• Question: If your mice experiments are successful, would you ever test this on bigger animals, or even humans?

    Asked by phoebs to MarthaNari, Jonny on 22 Jun 2015. This question was also asked by _leo.
    • Photo: Martha Havenith

      Martha Havenith answered on 22 Jun 2015:


      Hey phoebs,
      I wrote some more about that in these related questions:

      /lutetiumj15-zone/2015/06/21/what-are-you-panning-to-do-with-the-information-that-you-find/

      /lutetiumj15-zone/2015/06/21/what-are-you-ging-to-do-with-the-information-that-you-recive-will-you-be-using-human-trials/

      The important bit is that our experiments hopefully help us understand better how neurons communicate. We may even find activity patterns that make the brain better at using information. If that happens it would be brilliant, and it would be great to start testing if things work the same way in other animals… But! 🙂 Especially in humans, we would only want to try similar techniques if we know they would be useful to the person and definitely not harm them. And to get all that figured out is lots of work, often decades of work. It’s a bit like the difference between understanding electricity in principle, and building a lamp from scratch. It would take different materials, different people with different skills, and lots of trying!
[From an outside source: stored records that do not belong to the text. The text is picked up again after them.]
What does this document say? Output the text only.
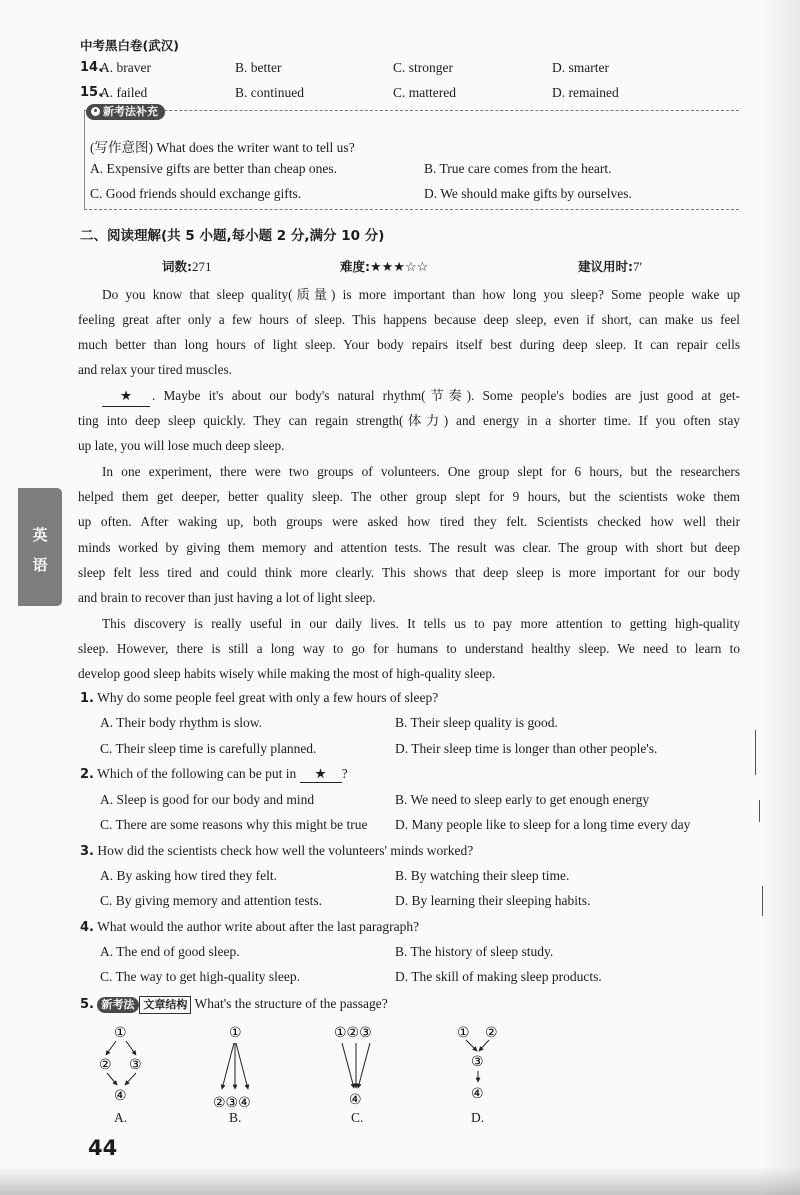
中考黑白卷(武汉)
14.
A. braver	B. better	C. stronger	D. smarter
15.
A. failed	B. continued	C. mattered	D. remained
新考法补充
(写作意图) What does the writer want to tell us?
A. Expensive gifts are better than cheap ones.	B. True care comes from the heart.
C. Good friends should exchange gifts.	D. We should make gifts by ourselves.
二、阅读理解(共 5 小题,每小题 2 分,满分 10 分)
词数:271	难度:★★★☆☆	建议用时:7′
Do you know that sleep quality(质量) is more important than how long you sleep? Some people wake up
feeling great after only a few hours of sleep. This happens because deep sleep, even if short, can make us feel
much better than long hours of light sleep. Your body repairs itself best during deep sleep. It can repair cells
and relax your tired muscles.
★	. Maybe it's about our body's natural rhythm(节奏). Some people's bodies are just good at get-
ting into deep sleep quickly. They can regain strength(体力) and energy in a shorter time. If you often stay
up late, you will lose much deep sleep.
In one experiment, there were two groups of volunteers. One group slept for 6 hours, but the researchers
helped them get deeper, better quality sleep. The other group slept for 9 hours, but the scientists woke them
up often. After waking up, both groups were asked how tired they felt. Scientists checked how well their
minds worked by giving them memory and attention tests. The result was clear. The group with short but deep
sleep felt less tired and could think more clearly. This shows that deep sleep is more important for our body
and brain to recover than just having a lot of light sleep.
This discovery is really useful in our daily lives. It tells us to pay more attention to getting high-quality
sleep. However, there is still a long way to go for humans to understand healthy sleep. We need to learn to
develop good sleep habits wisely while making the most of high-quality sleep.
英
语
1. Why do some people feel great with only a few hours of sleep?
A. Their body rhythm is slow.	B. Their sleep quality is good.
C. Their sleep time is carefully planned.	D. Their sleep time is longer than other people's.
2. Which of the following can be put in ★ ?
A. Sleep is good for our body and mind	B. We need to sleep early to get enough energy
C. There are some reasons why this might be true D. Many people like to sleep for a long time every day
3. How did the scientists check how well the volunteers' minds worked?
A. By asking how tired they felt.	B. By watching their sleep time.
C. By giving memory and attention tests.	D. By learning their sleeping habits.
4. What would the author write about after the last paragraph?
A. The end of good sleep.	B. The history of sleep study.
C. The way to get high-quality sleep.	D. The skill of making sleep products.
5. 新考法 文章结构 What's the structure of the passage?
①
② ③
④
①
②③④
①②③
④
① ②
③
④
A.	B.	C.	D.
44
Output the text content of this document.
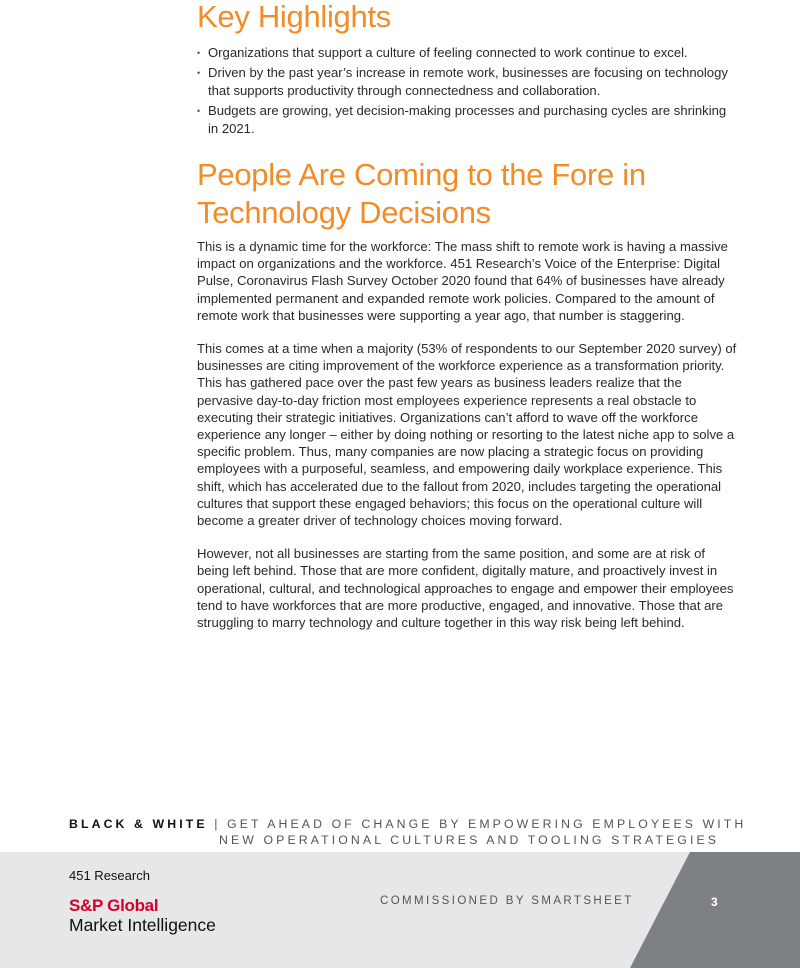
Key Highlights
• Organizations that support a culture of feeling connected to work continue to excel.
• Driven by the past year’s increase in remote work, businesses are focusing on technology that supports productivity through connectedness and collaboration.
• Budgets are growing, yet decision-making processes and purchasing cycles are shrinking in 2021.
People Are Coming to the Fore in
Technology Decisions

This is a dynamic time for the workforce: The mass shift to remote work is having a massive impact on organizations and the workforce. 451 Research’s Voice of the Enterprise: Digital Pulse, Coronavirus Flash Survey October 2020 found that 64% of businesses have already implemented permanent and expanded remote work policies. Compared to the amount of remote work that businesses were supporting a year ago, that number is staggering.

This comes at a time when a majority (53% of respondents to our September 2020 survey) of businesses are citing improvement of the workforce experience as a transformation priority. This has gathered pace over the past few years as business leaders realize that the pervasive day-to-day friction most employees experience represents a real obstacle to executing their strategic initiatives. Organizations can’t afford to wave off the workforce experience any longer – either by doing nothing or resorting to the latest niche app to solve a specific problem. Thus, many companies are now placing a strategic focus on providing employees with a purposeful, seamless, and empowering daily workplace experience. This shift, which has accelerated due to the fallout from 2020, includes targeting the operational cultures that support these engaged behaviors; this focus on the operational culture will become a greater driver of technology choices moving forward.

However, not all businesses are starting from the same position, and some are at risk of being left behind. Those that are more confident, digitally mature, and proactively invest in operational, cultural, and technological approaches to engage and empower their employees tend to have workforces that are more productive, engaged, and innovative. Those that are struggling to marry technology and culture together in this way risk being left behind.

BLACK & WHITE | GET AHEAD OF CHANGE BY EMPOWERING EMPLOYEES WITH
NEW OPERATIONAL CULTURES AND TOOLING STRATEGIES
451 Research
S&P Global
Market Intelligence
COMMISSIONED BY SMARTSHEET	3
      Also, if we find something that should be tried in larger animals and/or humans, and if we make sure that those experiment are definitely safe, it would still most likely not be me who does it. Experiments in different animals take pretty different skills and equipment (just imagine the difference between a mouse surgery and a human surgery!). So if anything, our results can hopefully inspire a different lab to try similar experiments in other animals, or find a related test that can be done in humans.